With the economic slowdown extending into the new fiscal year, the technology sector continues to be impacted by the fall in IT spending. The latest quarterly report of PC maker HP Inc. (NYSE: HPQ) — marked by lower sales and squeezed margins — is indicative of the challenges facing the industry.
This week, The Palo Alto-based IT hardware company’s stock traded sharply below last year’s peak and the downtrend continued after it reported unimpressive numbers for the first quarter. Going by the unfavorable demand scenario, shareholders would have to wait for some time before getting better returns. It makes sense not to sell the stock now because HP’s initiatives to stay relevant in the promising IT market would pay off in the long run. The time is not ripe to buy either, due to lingering uncertainties.

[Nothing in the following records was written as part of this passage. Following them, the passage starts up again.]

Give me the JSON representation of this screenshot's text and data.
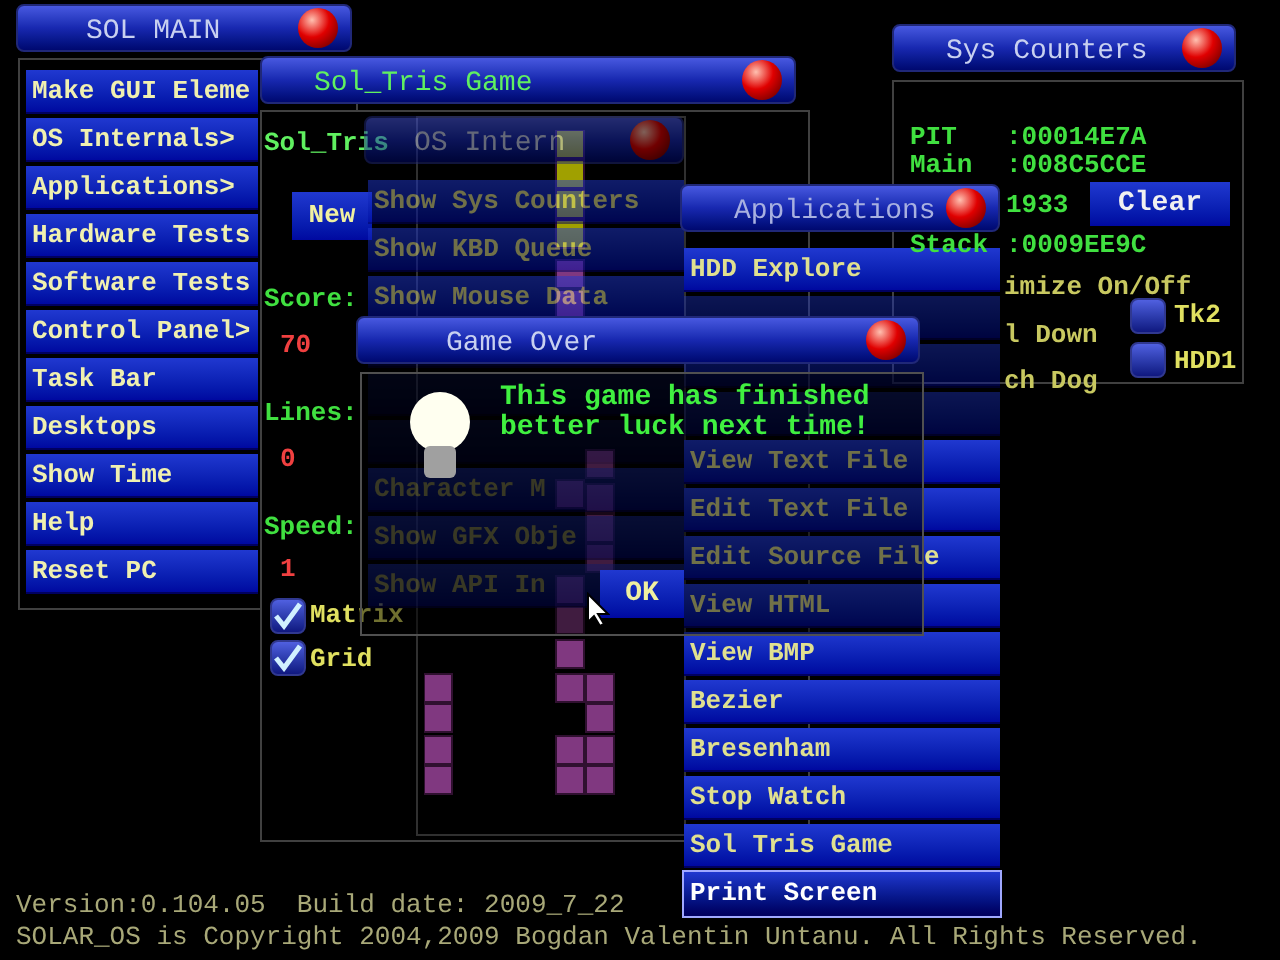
{
  "main_menu": {
    "title": "SOL MAIN",
    "items": [
      "Make GUI Eleme",
      "OS Internals>",
      "Applications>",
      "Hardware Tests",
      "Software Tests",
      "Control Panel>",
      "Task Bar",
      "Desktops",
      "Show Time",
      "Help",
      "Reset PC"
    ]
  },
  "sys_counters": {
    "title": "Sys Counters",
    "rows": [
      {
        "label": "PIT",
        "value": ":00014E7A"
      },
      {
        "label": "Main",
        "value": ":008C5CCE"
      },
      {
        "value": "1933"
      },
      {
        "label": "Stack",
        "value": ":0009EE9C"
      }
    ],
    "clear_button": "Clear",
    "lines": [
      "imize On/Off",
      "l Down",
      "ch Dog"
    ],
    "toggles": [
      {
        "label": "Tk2",
        "checked": false
      },
      {
        "label": "HDD1",
        "checked": false
      }
    ]
  },
  "game_window": {
    "title": "Sol_Tris Game",
    "name": "Sol_Tris",
    "new_button": "New",
    "score_label": "Score:",
    "score": "70",
    "lines_label": "Lines:",
    "lines": "0",
    "speed_label": "Speed:",
    "speed": "1",
    "options": [
      {
        "label": "Matrix",
        "checked": true
      },
      {
        "label": "Grid",
        "checked": true
      }
    ]
  },
  "os_internals": {
    "title": "OS Intern",
    "items": [
      {
        "label": "Show Sys Counters",
        "obscured": false
      },
      {
        "label": "Show KBD Queue",
        "obscured": false
      },
      {
        "label": "Show Mouse Data",
        "obscured": false
      },
      {
        "obscured": true
      },
      {
        "obscured": true
      },
      {
        "obscured": true
      },
      {
        "label": "Character M",
        "obscured": false
      },
      {
        "label": "Show GFX Obje",
        "obscured": false
      },
      {
        "label": "Show API In",
        "obscured": false
      }
    ]
  },
  "applications": {
    "title": "Applications",
    "items": [
      {
        "label": "HDD Explore",
        "obscured": false,
        "selected": false
      },
      {
        "obscured": true,
        "selected": false
      },
      {
        "obscured": true,
        "selected": false
      },
      {
        "obscured": true,
        "selected": false
      },
      {
        "label": "View Text File",
        "obscured": false,
        "selected": false
      },
      {
        "label": "Edit Text File",
        "obscured": false,
        "selected": false
      },
      {
        "label": "Edit Source File",
        "obscured": false,
        "selected": false
      },
      {
        "label": "View HTML",
        "obscured": false,
        "selected": false
      },
      {
        "label": "View BMP",
        "obscured": false,
        "selected": false
      },
      {
        "label": "Bezier",
        "obscured": false,
        "selected": false
      },
      {
        "label": "Bresenham",
        "obscured": false,
        "selected": false
      },
      {
        "label": "Stop Watch",
        "obscured": false,
        "selected": false
      },
      {
        "label": "Sol Tris Game",
        "obscured": false,
        "selected": false
      },
      {
        "label": "Print Screen",
        "obscured": false,
        "selected": true
      }
    ]
  },
  "game_over": {
    "title": "Game Over",
    "message": [
      "This game has finished",
      "better luck next time!"
    ],
    "ok_button": "OK"
  },
  "footer": {
    "version": "Version:0.104.05  Build date: 2009_7_22",
    "copyright": "SOLAR_OS is Copyright 2004,2009 Bogdan Valentin Untanu. All Rights Reserved."
  }
}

The management is optimistic about the business effectively navigating the current headwinds, supported by the recently announced Future Ready plan that envisages strategic long-term investments while reducing costs. It expects the second half of the year to be stronger than the first half.
Meanwhile, the cost cuts, combined with sales recovery in China where the market is fast returning to the pre-COVID levels, should boost margins in the near term. The company issued second-quarter adjusted earnings above estimates and maintained its full-year guidance.
“The Future Ready plan we shared with you last quarter is already having an impact. As a reminder, the plan has two primary objectives. One is to further reduce our cost structure. The second is to continue to assess and optimize our overall portfolio and to develop the required operational capabilities to deliver long-term sustainable growth. We are making clear progress in both areas. In terms of costs, our teams have done an excellent job reducing spend and driving efficiencies,” said HP’s CEO Enrique Lores at the earnings call.
First-quarter revenues declined 19% annually to $13.8 billion, which translated into a sharp fall in adjusted earnings to $0.75 per share. Both the Personal Systems and Printing segments contracted during the quarter but the latter fared relatively better, especially in the commercial segment. However, net profit exceeded the market’s projection by a penny, while the top line missed the estimates. The beat is significant since the bottom line had either missed or matched estimates in the trailing three quarters.
The stock traded lower on Wednesday, reflecting the muted investor sentiment. It has been languishing below the 52-week average for quite some time, and has lost about 20% in the past twelve months.